Divide your assets into buckets for the short, medium, and long term. Each bucket has a risk/reward profile to match the time horizon. Periodically weigh the contents of your buckets versus your upcoming needs and “pour” your money from bucket to bucket.

What is the three bucket theory? ›

Using this theory ~ Bucket 1 being things you control, Bucket 2 being things you influence, and Bucket 3 being things you neither influence nor control ~ listeners will learn how utilizing this theory helps you not only better manage your behavior, but also guides how you spend your time.

What is the 3 rule in retirement? ›

The 3% rule in retirement says you can withdraw 3% of your retirement savings a year and avoid running out of money. Historically, retirement planners recommended withdrawing 4% per year (the 4% rule). However, 3% is now considered a better target due to inflation, lower portfolio yields, and longer lifespans.

What is the bucket theory of retirement? ›

With the bucket approach, investors divide their retirement assets into separate buckets of assets based on periods of time. Those time horizons can be flexible as can be the number of buckets, but three is a common choice.

What are the 3 goals of retirement? ›

Some common retirement goals include: Set a retirement budget. Plan a milestone event. Prioritize wellness.

What are the 3 bucket method? ›

So the three-bucket wash system is simple. You use one bucket with clean water to rinse your mitt, and a second with the soap to use on your car. And then the third bucket for your wheels (normally black) That way, you're not simply transporting the dirt from your car to a bucket, and then reapplying it.

What is the reason for the three buckets model? ›

The three buckets model is a useful tool that supports you to identify potential for something to go wrong, enabling you to enhance safe practice. The potential for a clinical situation to become 'risky' is influenced by what the model calls 'the three buckets' - self, context and task.

What is the three bucket approach? ›

The retirement bucket strategy is an investment approach that segregates your sources of income into three buckets. Each of these buckets has a defined purpose based on the when the money is for: immediate (short-term), intermediate and long-term.

What is the Morningstar Bucket 3 strategy? ›

Bucket 3: The longest-term portion of the portfolio, Bucket 3 is dominated by stocks and more volatile bond types such as junk bonds. Because this portion of the portfolio is likely to deliver the best long-term performance, it will require periodic trimming to keep the total portfolio from becoming too equity-heavy.
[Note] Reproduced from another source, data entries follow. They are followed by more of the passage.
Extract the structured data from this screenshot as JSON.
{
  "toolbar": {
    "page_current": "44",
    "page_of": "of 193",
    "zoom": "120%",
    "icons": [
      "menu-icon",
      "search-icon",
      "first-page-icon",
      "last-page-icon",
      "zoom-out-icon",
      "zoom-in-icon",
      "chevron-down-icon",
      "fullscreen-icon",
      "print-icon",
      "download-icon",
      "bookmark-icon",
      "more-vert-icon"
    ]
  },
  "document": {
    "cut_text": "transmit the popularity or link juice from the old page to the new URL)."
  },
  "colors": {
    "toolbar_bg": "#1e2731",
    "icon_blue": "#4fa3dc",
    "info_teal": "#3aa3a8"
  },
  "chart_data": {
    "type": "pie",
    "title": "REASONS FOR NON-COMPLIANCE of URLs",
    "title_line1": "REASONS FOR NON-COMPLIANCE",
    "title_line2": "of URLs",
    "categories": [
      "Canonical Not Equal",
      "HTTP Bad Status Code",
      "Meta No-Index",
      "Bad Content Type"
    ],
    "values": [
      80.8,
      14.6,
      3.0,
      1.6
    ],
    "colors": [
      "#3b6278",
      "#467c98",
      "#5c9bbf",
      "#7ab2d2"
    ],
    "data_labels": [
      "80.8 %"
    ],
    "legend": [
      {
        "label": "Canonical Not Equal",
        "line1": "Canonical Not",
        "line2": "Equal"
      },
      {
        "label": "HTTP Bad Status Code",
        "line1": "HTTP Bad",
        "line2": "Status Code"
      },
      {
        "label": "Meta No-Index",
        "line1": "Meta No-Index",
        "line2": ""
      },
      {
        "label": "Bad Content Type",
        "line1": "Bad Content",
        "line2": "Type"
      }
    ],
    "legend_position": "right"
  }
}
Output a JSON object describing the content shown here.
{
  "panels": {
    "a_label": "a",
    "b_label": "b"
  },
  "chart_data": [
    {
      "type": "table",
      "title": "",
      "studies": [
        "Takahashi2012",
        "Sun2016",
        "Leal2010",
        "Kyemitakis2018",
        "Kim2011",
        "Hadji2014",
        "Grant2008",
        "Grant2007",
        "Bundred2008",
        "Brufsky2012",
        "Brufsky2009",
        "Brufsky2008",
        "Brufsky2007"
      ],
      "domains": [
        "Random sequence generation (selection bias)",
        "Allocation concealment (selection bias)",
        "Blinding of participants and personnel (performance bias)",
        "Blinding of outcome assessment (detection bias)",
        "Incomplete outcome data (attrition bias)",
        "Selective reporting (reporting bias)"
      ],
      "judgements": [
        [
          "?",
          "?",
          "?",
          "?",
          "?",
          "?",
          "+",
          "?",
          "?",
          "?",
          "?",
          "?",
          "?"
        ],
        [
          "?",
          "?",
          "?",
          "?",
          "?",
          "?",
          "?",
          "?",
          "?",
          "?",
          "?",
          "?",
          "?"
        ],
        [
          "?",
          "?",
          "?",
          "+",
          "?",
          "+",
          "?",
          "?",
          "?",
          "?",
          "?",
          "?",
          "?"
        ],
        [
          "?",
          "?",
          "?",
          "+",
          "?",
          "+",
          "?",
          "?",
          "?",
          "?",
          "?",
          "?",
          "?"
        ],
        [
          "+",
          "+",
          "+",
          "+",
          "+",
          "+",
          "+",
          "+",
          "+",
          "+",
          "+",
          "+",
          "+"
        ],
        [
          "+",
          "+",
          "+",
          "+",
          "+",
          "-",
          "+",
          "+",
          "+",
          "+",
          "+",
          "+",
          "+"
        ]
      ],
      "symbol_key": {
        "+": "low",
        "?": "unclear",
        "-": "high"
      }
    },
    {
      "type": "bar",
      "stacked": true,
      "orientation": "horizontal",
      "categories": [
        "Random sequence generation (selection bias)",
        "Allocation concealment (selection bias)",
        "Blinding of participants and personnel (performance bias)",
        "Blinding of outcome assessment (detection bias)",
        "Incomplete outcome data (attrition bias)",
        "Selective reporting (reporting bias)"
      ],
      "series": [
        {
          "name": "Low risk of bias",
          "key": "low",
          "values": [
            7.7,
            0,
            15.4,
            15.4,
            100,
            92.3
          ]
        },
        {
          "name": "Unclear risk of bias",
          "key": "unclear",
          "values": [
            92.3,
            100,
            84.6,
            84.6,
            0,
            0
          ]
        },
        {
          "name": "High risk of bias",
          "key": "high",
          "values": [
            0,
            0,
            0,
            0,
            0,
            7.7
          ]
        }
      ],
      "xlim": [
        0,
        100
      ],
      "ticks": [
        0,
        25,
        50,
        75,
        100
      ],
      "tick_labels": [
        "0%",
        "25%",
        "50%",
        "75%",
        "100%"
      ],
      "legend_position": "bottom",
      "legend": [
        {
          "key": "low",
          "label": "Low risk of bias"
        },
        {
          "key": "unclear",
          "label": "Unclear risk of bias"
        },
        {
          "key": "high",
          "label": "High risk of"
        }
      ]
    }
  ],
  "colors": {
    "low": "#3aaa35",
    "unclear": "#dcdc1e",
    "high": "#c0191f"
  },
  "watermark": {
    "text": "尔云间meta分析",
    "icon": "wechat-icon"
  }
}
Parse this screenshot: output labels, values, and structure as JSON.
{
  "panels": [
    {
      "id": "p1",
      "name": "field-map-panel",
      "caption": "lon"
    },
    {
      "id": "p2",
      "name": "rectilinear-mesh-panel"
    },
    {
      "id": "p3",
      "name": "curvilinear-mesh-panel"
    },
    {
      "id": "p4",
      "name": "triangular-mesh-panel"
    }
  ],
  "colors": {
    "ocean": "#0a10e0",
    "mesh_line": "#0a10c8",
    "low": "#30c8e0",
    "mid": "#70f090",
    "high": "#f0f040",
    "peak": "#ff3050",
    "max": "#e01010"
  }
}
What is the 3 fund strategy? ›

A 3 fund portfolio is a diversification approach whereby the investors put their money in a certain ratio in three different asset classes, i.e., domestic stocks, domestic bonds, and international stocks. It is a simple, low-cost investing approach that ensures retirement savings at a minimal risk appetite.

What is the bucket of money strategy? ›

First developed in 1985 by wealth manager Harold Evensky, the bucket strategy began as a simple “now versus later” approach to dividing investors' retirement savings into two segments: a cash bucket to meet five years of living expenses, and an investment bucket for longer term growth.

What is the buckets of money theory? ›

With the bucket approach, investors divide their retirement assets into separate buckets of assets based on periods of time. Those time horizons can be flexible as can be the number of buckets, but three is a common choice.